Randomly pick a pivot element, swap it with the last element, so that it is in the correct format for running the procedure described in 27.3-3. Run partition from problem 27.3-3. As an intermediate step, in that procedure, we compute the number of elements less than the pivot ($T.root.sum$), so keep track of that value after the end of partition. Then, if we have that it is less than $k$, recurse on the subarray that was greater than or equal to the pivot, decreasing the order statistic of the element to be selected by $T.root.sum$. If it is larger than the order statistic of the element to be selected, then leave it unchanged and recurse on the subarray that was formed to be less than the pivot. A lot of the analysis in section 9.2 still applies, except replacing the timer needed for partitioning with the runtime of the algorithm in problem 27.3-3. The work is unchanged from the serial case because when $c = 1$, the algorithm reduces to the serial algorithm for partitioning. For span, the $O(n)$ term in the equation half way down page 218 can be replaced with an $O(\lg n)$ term. It can be seen with the substitution method that the solution to this is logarithmic

$$E[T(n)] \le \frac{2}{n} \sum_{k = \lfloor n / 2 \rfloor}^{n - 1} C\lg k + O(\lg n) \le O(\lg n).$$

So, the total span of this algorithm will still just be $O(\lg n)$.

27.3-6 $\star$

Show how to multithread $\text{SELECT}$ from Section 9.3. Make your implementation as parallel as possible. Analyze your algorithm.

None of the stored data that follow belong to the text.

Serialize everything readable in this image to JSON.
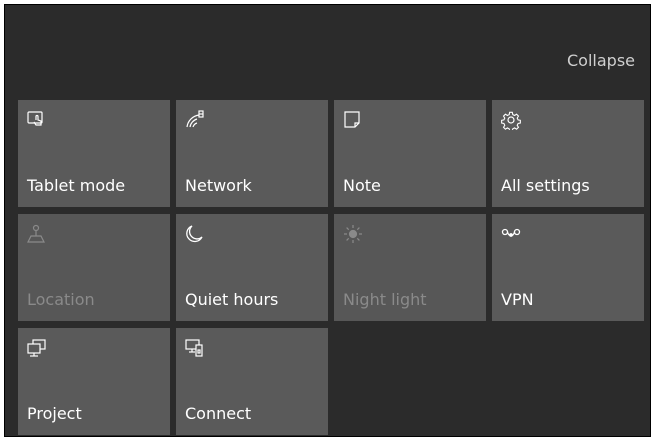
{
  "header": {
    "collapse_label": "Collapse"
  },
  "tiles": [
    {
      "label": "Tablet mode",
      "icon": "tablet-mode-icon",
      "enabled": true
    },
    {
      "label": "Network",
      "icon": "network-icon",
      "enabled": true
    },
    {
      "label": "Note",
      "icon": "note-icon",
      "enabled": true
    },
    {
      "label": "All settings",
      "icon": "gear-icon",
      "enabled": true
    },
    {
      "label": "Location",
      "icon": "location-icon",
      "enabled": false
    },
    {
      "label": "Quiet hours",
      "icon": "moon-icon",
      "enabled": true
    },
    {
      "label": "Night light",
      "icon": "sun-icon",
      "enabled": false
    },
    {
      "label": "VPN",
      "icon": "vpn-icon",
      "enabled": true
    },
    {
      "label": "Project",
      "icon": "project-icon",
      "enabled": true
    },
    {
      "label": "Connect",
      "icon": "connect-icon",
      "enabled": true
    }
  ],
  "colors": {
    "panel_background": "#2b2b2b",
    "tile_background": "#5a5a5a",
    "tile_text": "#ffffff",
    "tile_text_disabled": "#8a8a8a",
    "collapse_text": "#cfcfcf"
  }
}
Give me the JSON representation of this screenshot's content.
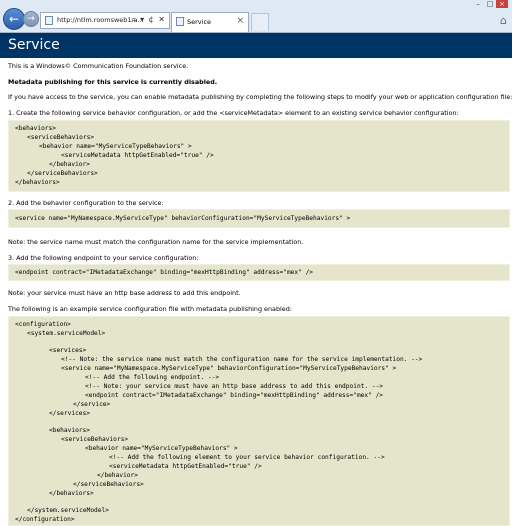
{
  "browser": {
    "address_url": "http://ntlm.roomsweb1.a...",
    "address_icons": "⌕ ▾ ¢ ✕",
    "tab_title": "Service",
    "tab_close": "×",
    "back_label": "←",
    "forward_label": "→",
    "window_controls": [
      "–",
      "□",
      "×"
    ]
  },
  "page": {
    "heading": "Service",
    "intro": "This is a Windows© Communication Foundation service.",
    "disabled": "Metadata publishing for this service is currently disabled.",
    "access": "If you have access to the service, you can enable metadata publishing by completing the following steps to modify your web or application configuration file:",
    "step1": "1. Create the following service behavior configuration, or add the <serviceMetadata> element to an existing service behavior configuration:",
    "step2": "2. Add the behavior configuration to the service:",
    "note1": "Note: the service name must match the configuration name for the service implementation.",
    "step3": "3. Add the following endpoint to your service configuration:",
    "note2": "Note: your service must have an http base address to add this endpoint.",
    "example": "The following is an example service configuration file with metadata publishing enabled:"
  },
  "code1": [
    "<behaviors>",
    "<serviceBehaviors>",
    "<behavior name=\"MyServiceTypeBehaviors\" >",
    "<serviceMetadata httpGetEnabled=\"true\" />",
    "</behavior>",
    "</serviceBehaviors>",
    "</behaviors>"
  ],
  "code2": "<service name=\"MyNamespace.MyServiceType\" behaviorConfiguration=\"MyServiceTypeBehaviors\" >",
  "code3": "<endpoint contract=\"IMetadataExchange\" binding=\"mexHttpBinding\" address=\"mex\" />",
  "code4": [
    "<configuration>",
    "<system.serviceModel>",
    "<services>",
    "<!-- Note: the service name must match the configuration name for the service implementation. -->",
    "<service name=\"MyNamespace.MyServiceType\" behaviorConfiguration=\"MyServiceTypeBehaviors\" >",
    "<!-- Add the following endpoint.  -->",
    "<!-- Note: your service must have an http base address to add this endpoint. -->",
    "<endpoint contract=\"IMetadataExchange\" binding=\"mexHttpBinding\" address=\"mex\" />",
    "</service>",
    "</services>",
    "<behaviors>",
    "<serviceBehaviors>",
    "<behavior name=\"MyServiceTypeBehaviors\" >",
    "<!-- Add the following element to your service behavior configuration. -->",
    "<serviceMetadata httpGetEnabled=\"true\" />",
    "</behavior>",
    "</serviceBehaviors>",
    "</behaviors>",
    "</system.serviceModel>",
    "</configuration>"
  ]
}
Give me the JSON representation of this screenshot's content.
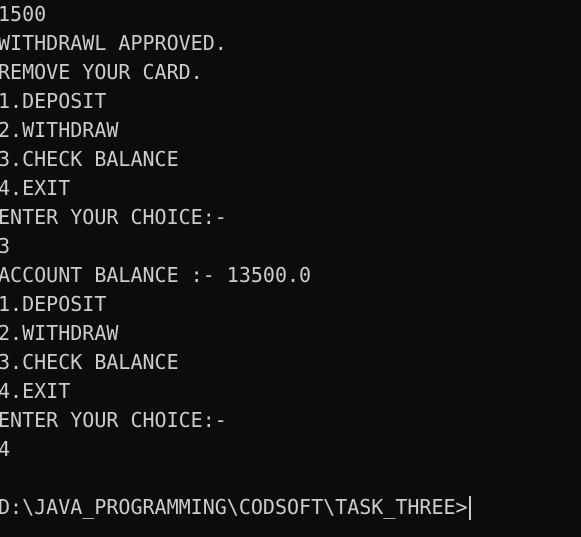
{
  "terminal": {
    "lines_before_prompt": [
      "1500",
      "WITHDRAWL APPROVED.",
      "REMOVE YOUR CARD.",
      "1.DEPOSIT",
      "2.WITHDRAW",
      "3.CHECK BALANCE",
      "4.EXIT",
      "ENTER YOUR CHOICE:-",
      "3",
      "ACCOUNT BALANCE :- 13500.0",
      "1.DEPOSIT",
      "2.WITHDRAW",
      "3.CHECK BALANCE",
      "4.EXIT",
      "ENTER YOUR CHOICE:-",
      "4",
      ""
    ],
    "prompt": "D:\\JAVA_PROGRAMMING\\CODSOFT\\TASK_THREE>"
  },
  "colors": {
    "background": "#0c0c0c",
    "foreground": "#cccccc"
  }
}
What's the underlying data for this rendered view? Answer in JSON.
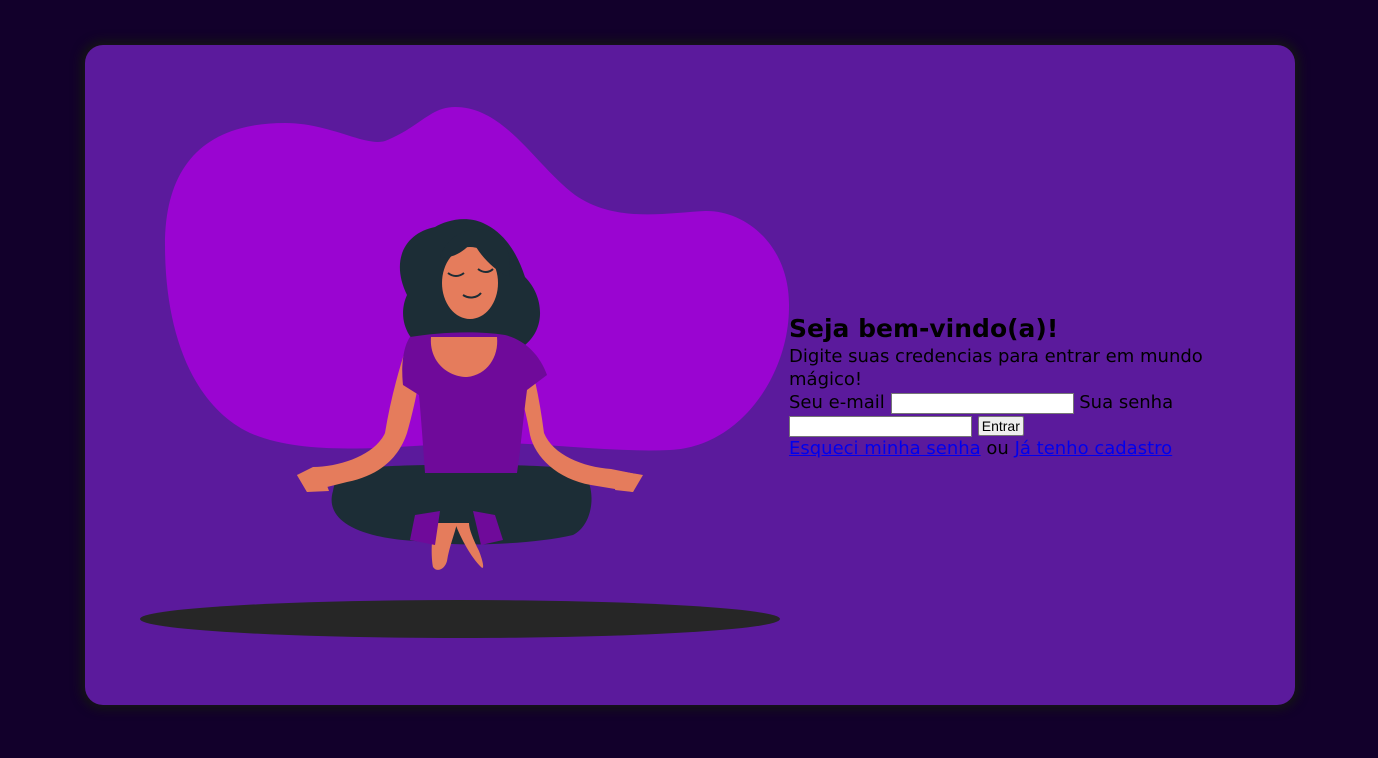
{
  "card": {
    "heading": "Seja bem-vindo(a)!",
    "subtitle": "Digite suas credencias para entrar em mundo mágico!"
  },
  "form": {
    "email_label": "Seu e-mail",
    "email_value": "",
    "password_label": "Sua senha",
    "password_value": "",
    "submit_label": "Entrar"
  },
  "links": {
    "forgot_password": "Esqueci minha senha",
    "separator": "ou",
    "already_registered": "Já tenho cadastro"
  },
  "colors": {
    "page_background": "#12002b",
    "card_background": "#5b1a9c",
    "blob": "#9a05d1",
    "shadow": "#262626",
    "hair_and_pants": "#1c2d36",
    "skin": "#e57c5c",
    "shirt": "#6f0a9a",
    "link": "#0000ee"
  },
  "illustration": {
    "subject": "meditating-woman-illustration"
  }
}
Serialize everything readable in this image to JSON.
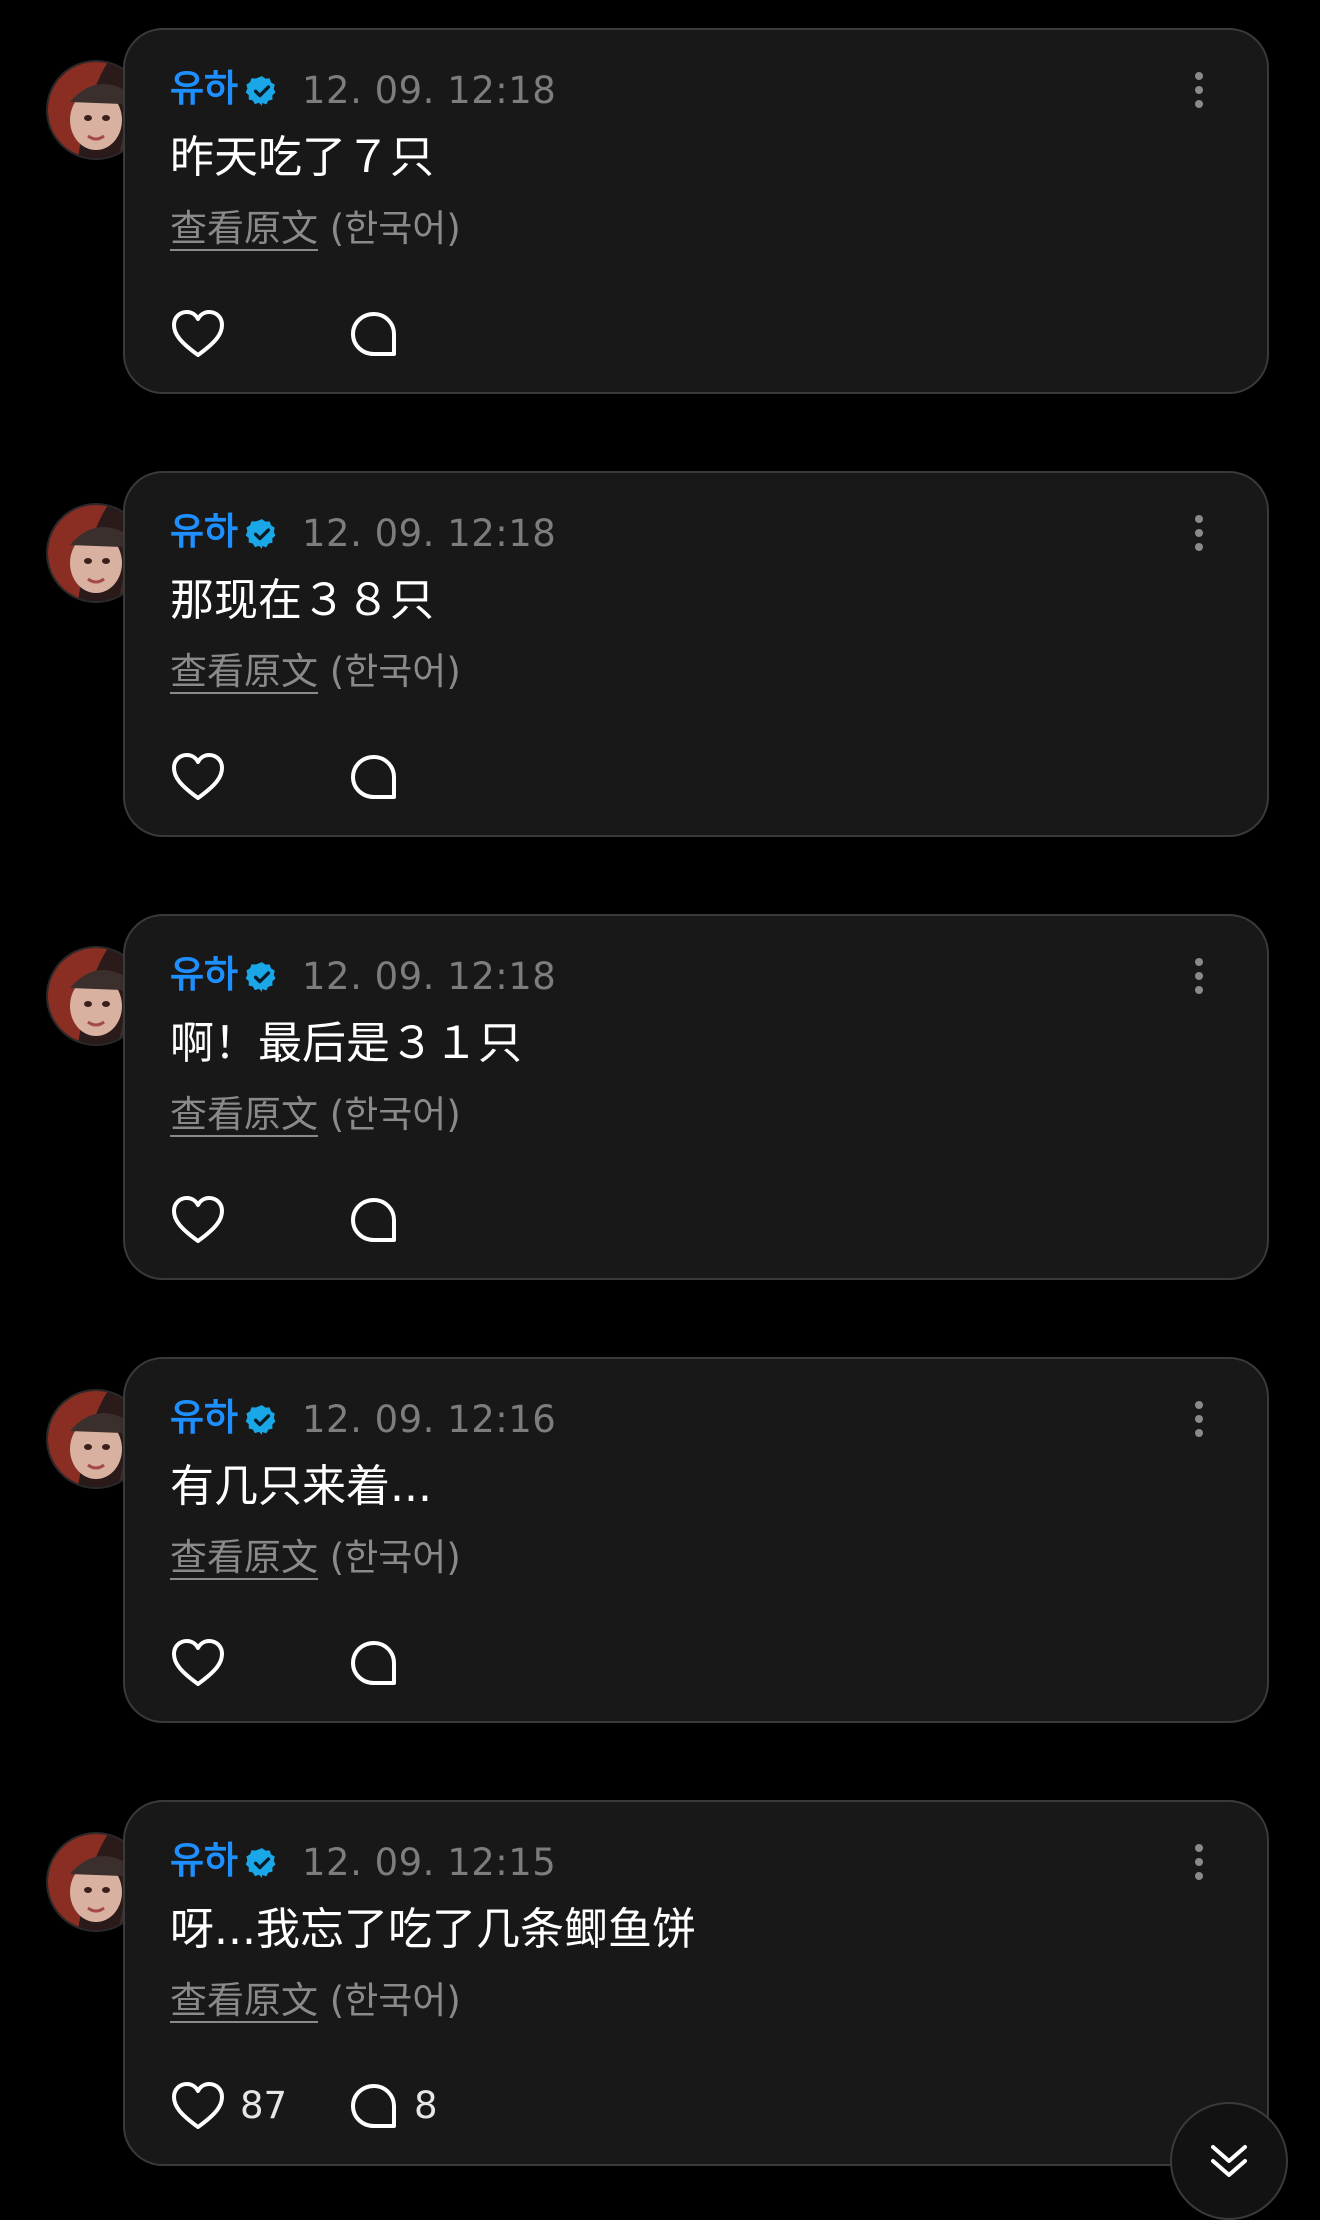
{
  "comments": [
    {
      "author": "유하",
      "time": "12. 09. 12:18",
      "text": "昨天吃了７只",
      "translate_link": "查看原文",
      "translate_lang": "(한국어)",
      "likes": "",
      "replies": ""
    },
    {
      "author": "유하",
      "time": "12. 09. 12:18",
      "text": "那现在３８只",
      "translate_link": "查看原文",
      "translate_lang": "(한국어)",
      "likes": "",
      "replies": ""
    },
    {
      "author": "유하",
      "time": "12. 09. 12:18",
      "text": "啊！最后是３１只",
      "translate_link": "查看原文",
      "translate_lang": "(한국어)",
      "likes": "",
      "replies": ""
    },
    {
      "author": "유하",
      "time": "12. 09. 12:16",
      "text": "有几只来着...",
      "translate_link": "查看原文",
      "translate_lang": "(한국어)",
      "likes": "",
      "replies": ""
    },
    {
      "author": "유하",
      "time": "12. 09. 12:15",
      "text": "呀...我忘了吃了几条鲫鱼饼",
      "translate_link": "查看原文",
      "translate_lang": "(한국어)",
      "likes": "87",
      "replies": "8"
    }
  ],
  "icons": {
    "verified": "verified-badge-icon",
    "more": "more-vertical-icon",
    "like": "heart-icon",
    "reply": "speech-bubble-icon",
    "scroll": "double-chevron-down-icon"
  },
  "colors": {
    "background": "#000000",
    "card": "#181818",
    "card_border": "#3a3a3a",
    "author": "#1e8fff",
    "verified": "#1aa7e8",
    "muted": "#8a8a8a"
  }
}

Let $\text{MEDIAN}(A)$ denote a brute force method which returns the median element of the array $A$. We will only use this to find the median of small arrays, in particular, those of size at most $5$, so it will always run in constant time. We also let $A[i..j]$ denote the array whose elements are $A[i], A[i + 1], \ldots, A[j]$. The function $\text{P-PARTITION}(A, x)$ is a multithreaded function which partitions $A$ around the input element $x$ and returns the number of elements in $A$ which are less than or equal to $x$. Using a parallel for loop, its span is logarithmic in the number of elements in $A$. The work is the same as the serialization, which is $\Theta(n)$ according to section 9.3. The span satisfies the recurrence

$$ \begin{aligned} T_\infty(n) & = \Theta(lg n / 5) + T_\infty(n / 5) + \Theta(\lg n) + T_\infty(7n / 10 + 6) \\ & \le \Theta(\lg n) + T_\infty(n / 5) + T_\infty(7n / 10 + 6). \end{aligned} $$

Using the substitution method we can show that $T_\infty(n) = O(n^\epsilon)$ for some $\epsilon < 1$. In particular, $\epsilon = 0.9$ works. This gives a parallelization of $\Omega(n^0.1)$.

P-SELECT(A, i)
    if n == 1
        return A[1]
    let T[1..floor(n / 5)] be a new array
    parallel for i = 0 to floor(n / 5) - 1
        T[i + 1] = MEDIAN(A[i * floor(n / 5)..i * floor(n / 5) + 4])
    if n / 5 is not an integer
        T[floor(n / 5)] = MEDIAN(A[5 * floor(n / 5)..n])
    x = P-SELECT(T, ceil(n / 5))
    k = P-PARTITION(A, x)
    if k == i
        return x
    else if i < k
        P-SELECT(A[1..k - 1], i)
    else
        P-SELECT(A[k + 1..n], i - k)